Privacy-Preserving Explainable AIoT Application via SHAP Entropy Regularization

The widespread integration of Artificial Intelligence of Things (AIoT) in smart home environments has amplified the demand for transparent and interpretable machine learning models. To foster user trust and comply with emerging regulatory frameworks, the Explainable AI (XAI) methods, particularly post-hoc techniques such as SHapley Additive exPlanations (SHAP), and Local Interpretable Model-Agnostic Explanations (LIME), are widely employed to elucidate model behavior. However, recent studies have shown that these explanation methods can inadvertently expose sensitive user attributes and behavioral patterns, thereby introducing new privacy risks. To address these concerns, we propose a novel privacy-preserving approach based on SHAP entropy regularization to mitigate privacy leakage in explainable AIoT applications. Our method incorporates an entropy-based regularization objective that penalizes low-entropy SHAP attribution distributions during training, promoting a more uniform spread of feature contributions. To evaluate the effectiveness of our approach, we developed a suite of SHAP-based privacy attacks that strategically leverage model explanation outputs to infer sensitive information. We validate our method through comparative evaluations using these attacks alongside utility metrics on benchmark smart home energy consumption datasets. Experimental results demonstrate that SHAP entropy regularization substantially reduces privacy leakage compared to baseline models, while maintaining high predictive accuracy and faithful explanation fidelity.

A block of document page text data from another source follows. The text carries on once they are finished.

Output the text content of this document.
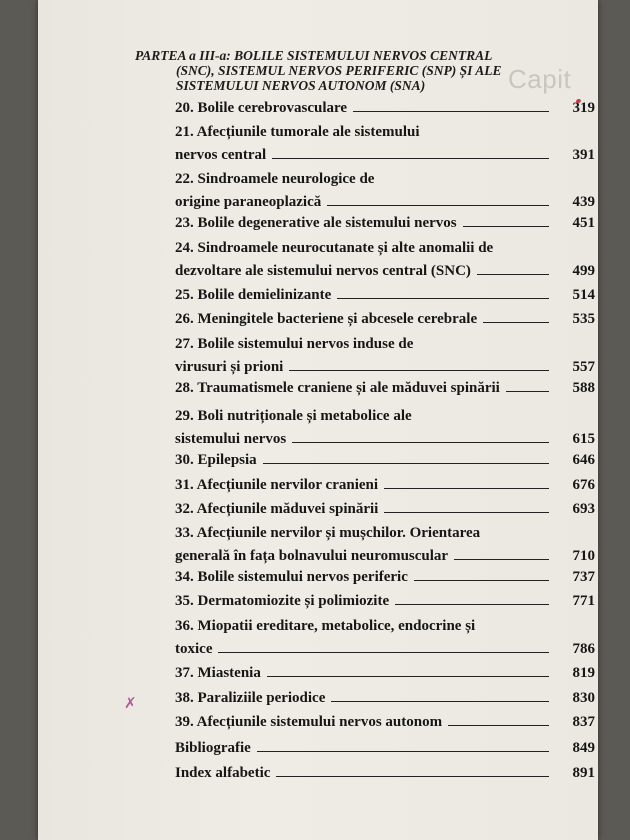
Capit
PARTEA a III-a: BOLILE SISTEMULUI NERVOS CENTRAL
(SNC), SISTEMUL NERVOS PERIFERIC (SNP) ȘI ALE
SISTEMULUI NERVOS AUTONOM (SNA)
✗
20. Bolile cerebrovasculare	319
21. Afecțiunile tumorale ale sistemului
nervos central	391
22. Sindroamele neurologice de
origine paraneoplazică	439
23. Bolile degenerative ale sistemului nervos	451
24. Sindroamele neurocutanate și alte anomalii de
dezvoltare ale sistemului nervos central (SNC)	499
25. Bolile demielinizante	514
26. Meningitele bacteriene și abcesele cerebrale	535
27. Bolile sistemului nervos induse de
virusuri și prioni	557
28. Traumatismele craniene și ale măduvei spinării	588
29. Boli nutriționale și metabolice ale
sistemului nervos	615
30. Epilepsia	646
31. Afecțiunile nervilor cranieni	676
32. Afecțiunile măduvei spinării	693
33. Afecțiunile nervilor și mușchilor. Orientarea
generală în fața bolnavului neuromuscular	710
34. Bolile sistemului nervos periferic	737
35. Dermatomiozite și polimiozite	771
36. Miopatii ereditare, metabolice, endocrine și
toxice	786
37. Miastenia	819
38. Paraliziile periodice	830
39. Afecțiunile sistemului nervos autonom	837
Bibliografie	849
Index alfabetic	891
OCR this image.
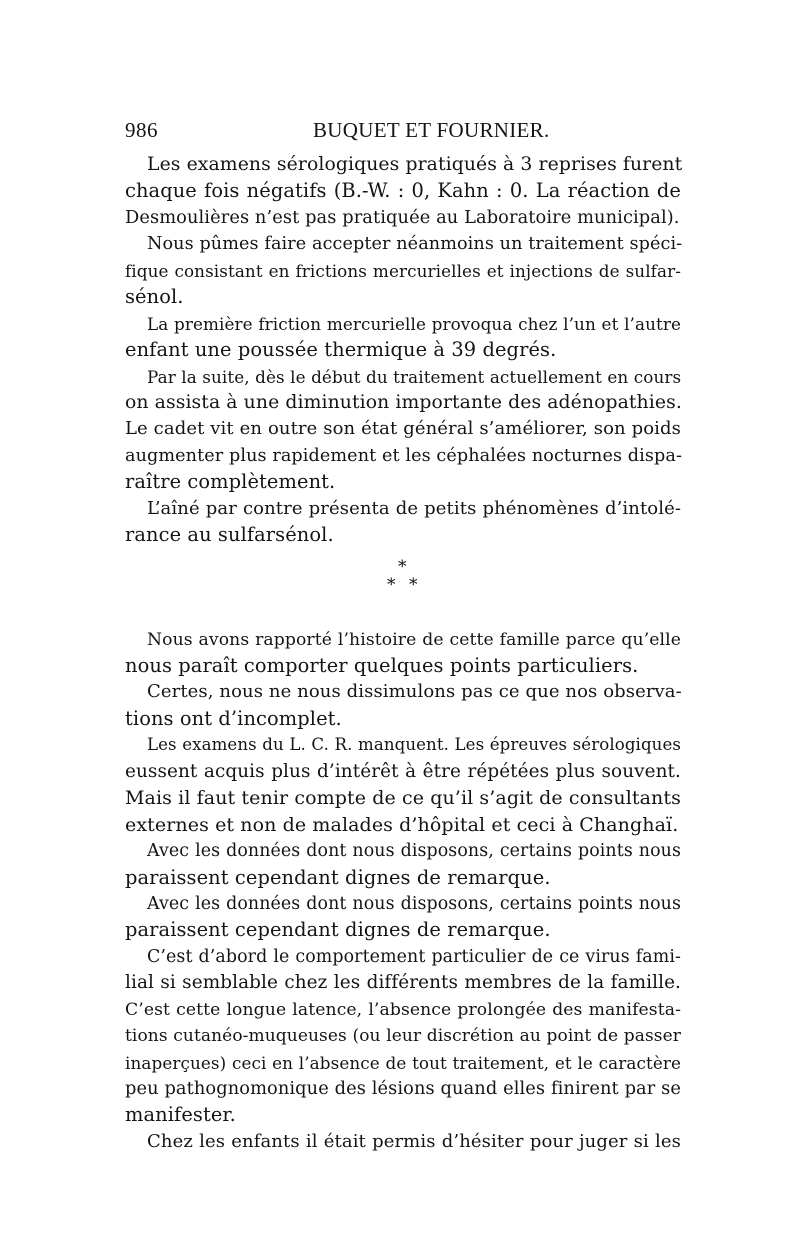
986	BUQUET ET FOURNIER.
Les examens sérologiques pratiqués à 3 reprises furent
chaque fois négatifs (B.-W. : 0, Kahn : 0. La réaction de
Desmoulières n’est pas pratiquée au Laboratoire municipal).
Nous pûmes faire accepter néanmoins un traitement spéci-
fique consistant en frictions mercurielles et injections de sulfar-
sénol.
La première friction mercurielle provoqua chez l’un et l’autre
enfant une poussée thermique à 39 degrés.
Par la suite, dès le début du traitement actuellement en cours
on assista à une diminution importante des adénopathies.
Le cadet vit en outre son état général s’améliorer, son poids
augmenter plus rapidement et les céphalées nocturnes dispa-
raître complètement.
L’aîné par contre présenta de petits phénomènes d’intolé-
rance au sulfarsénol.
*
* *
Nous avons rapporté l’histoire de cette famille parce qu’elle
nous paraît comporter quelques points particuliers.
Certes, nous ne nous dissimulons pas ce que nos observa-
tions ont d’incomplet.
Les examens du L. C. R. manquent. Les épreuves sérologiques
eussent acquis plus d’intérêt à être répétées plus souvent.
Mais il faut tenir compte de ce qu’il s’agit de consultants
externes et non de malades d’hôpital et ceci à Changhaï.
Avec les données dont nous disposons, certains points nous
paraissent cependant dignes de remarque.
Avec les données dont nous disposons, certains points nous
paraissent cependant dignes de remarque.
C’est d’abord le comportement particulier de ce virus fami-
lial si semblable chez les différents membres de la famille.
C’est cette longue latence, l’absence prolongée des manifesta-
tions cutanéo-muqueuses (ou leur discrétion au point de passer
inaperçues) ceci en l’absence de tout traitement, et le caractère
peu pathognomonique des lésions quand elles finirent par se
manifester.
Chez les enfants il était permis d’hésiter pour juger si les
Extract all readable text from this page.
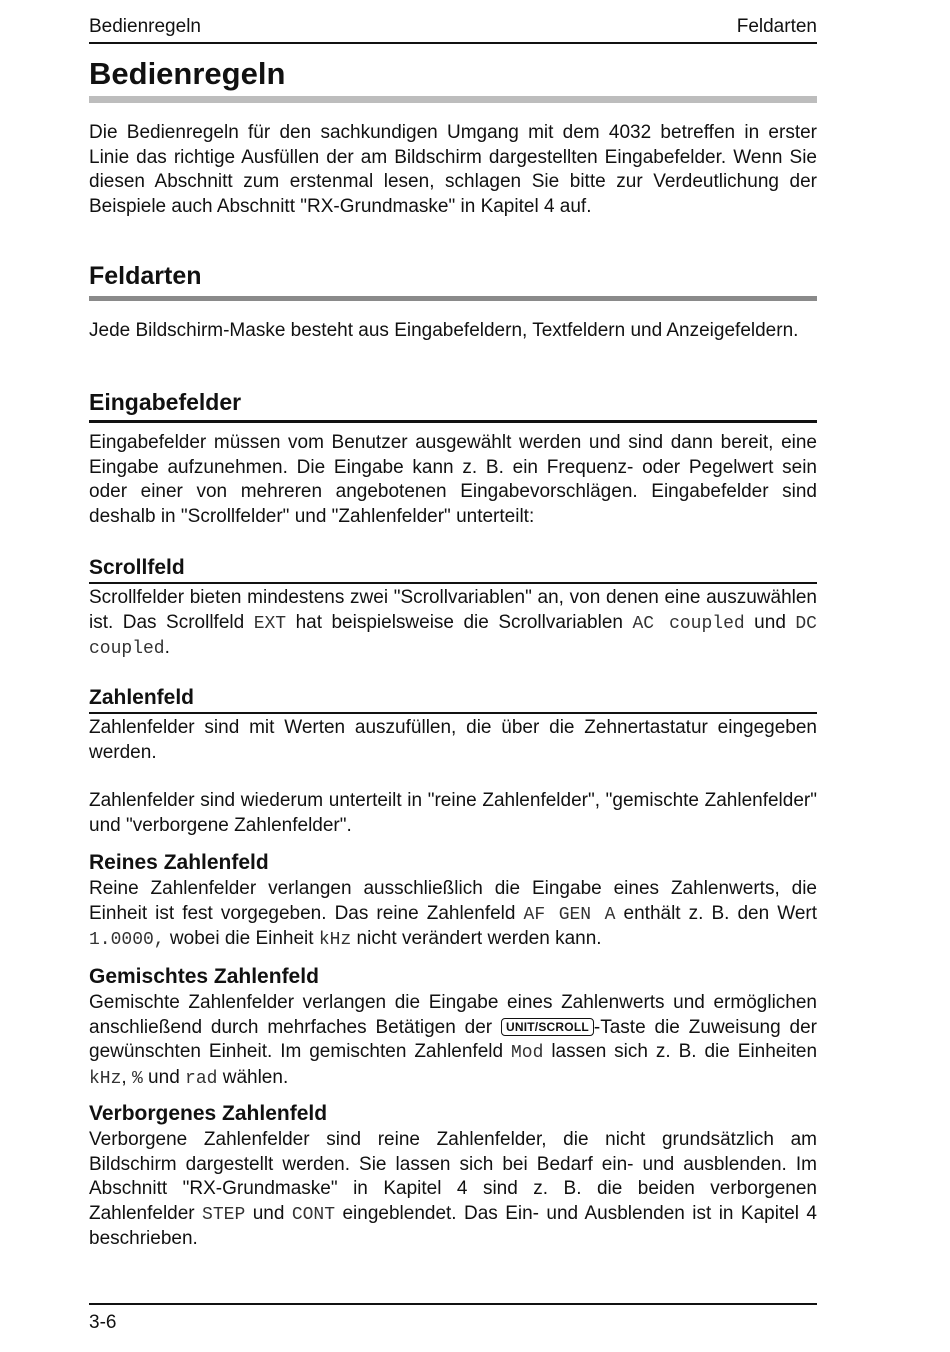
Bedienregeln	Feldarten
Bedienregeln

Die Bedienregeln für den sachkundigen Umgang mit dem 4032 betreffen in erster Linie das richtige Ausfüllen der am Bildschirm dargestellten Eingabefelder. Wenn Sie diesen Abschnitt zum erstenmal lesen, schlagen Sie bitte zur Verdeutlichung der Beispiele auch Abschnitt "RX-Grundmaske" in Kapitel 4 auf.

Feldarten

Jede Bildschirm-Maske besteht aus Eingabefeldern, Textfeldern und Anzeigefeldern.

Eingabefelder

Eingabefelder müssen vom Benutzer ausgewählt werden und sind dann bereit, eine Eingabe aufzunehmen. Die Eingabe kann z. B. ein Frequenz- oder Pegelwert sein oder einer von mehreren angebotenen Eingabevorschlägen. Eingabefelder sind deshalb in "Scrollfelder" und "Zahlenfelder" unterteilt:

Scrollfeld

Scrollfelder bieten mindestens zwei "Scrollvariablen" an, von denen eine auszuwählen ist. Das Scrollfeld EXT hat beispielsweise die Scrollvariablen AC coupled und DC coupled.

Zahlenfeld

Zahlenfelder sind mit Werten auszufüllen, die über die Zehnertastatur eingegeben werden.

Zahlenfelder sind wiederum unterteilt in "reine Zahlenfelder", "gemischte Zahlenfelder" und "verborgene Zahlenfelder".

Reines Zahlenfeld

Reine Zahlenfelder verlangen ausschließlich die Eingabe eines Zahlenwerts, die Einheit ist fest vorgegeben. Das reine Zahlenfeld AF GEN A enthält z. B. den Wert 1.0000, wobei die Einheit kHz nicht verändert werden kann.

Gemischtes Zahlenfeld

Gemischte Zahlenfelder verlangen die Eingabe eines Zahlenwerts und ermöglichen anschließend durch mehrfaches Betätigen der UNIT/SCROLL -Taste die Zuweisung der gewünschten Einheit. Im gemischten Zahlenfeld Mod lassen sich z. B. die Einheiten kHz, % und rad wählen.

Verborgenes Zahlenfeld

Verborgene Zahlenfelder sind reine Zahlenfelder, die nicht grundsätzlich am Bildschirm dargestellt werden. Sie lassen sich bei Bedarf ein- und ausblenden. Im Abschnitt "RX-Grundmaske" in Kapitel 4 sind z. B. die beiden verborgenen Zahlenfelder STEP und CONT eingeblendet. Das Ein- und Ausblenden ist in Kapitel 4 beschrieben.

3-6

This work contributes to the development of privacy-preserving explainable AI techniques for secure and trustworthy AIoT applications.

Key Contributions

SHAP entropy regularization: a training-time objective that penalizes low-entropy (concentrated) SHAP attribution distributions to reduce privacy leakage in model explanations
A suite of five SHAP-based privacy attacks (entropy attack, membership similarity attack, divergence attack, rank correlation attack, rank consistency attack) for evaluating explanation privacy
SHAP entropy-regularized LSTM for smart home energy forecasting, empirically outperforming baseline LSTM and DP-LSTM in privacy protection while maintaining predictive accuracy

🛡️ Threat Analysis

Model Inversion Attack

The suite of SHAP-based privacy attacks (divergence attack, rank correlation attack, entropy attack) target inference of sensitive behavioral attributes (occupancy patterns, routines, appliance usage) from model explanation outputs — a form of model inversion exploiting XAI interfaces rather than raw model outputs.

Membership Inference Attack

Paper explicitly develops membership inference attacks (membership similarity attack) that exploit SHAP explanation outputs to determine whether data points were in the training set; the defense (SHAP entropy regularization) is evaluated against these attacks.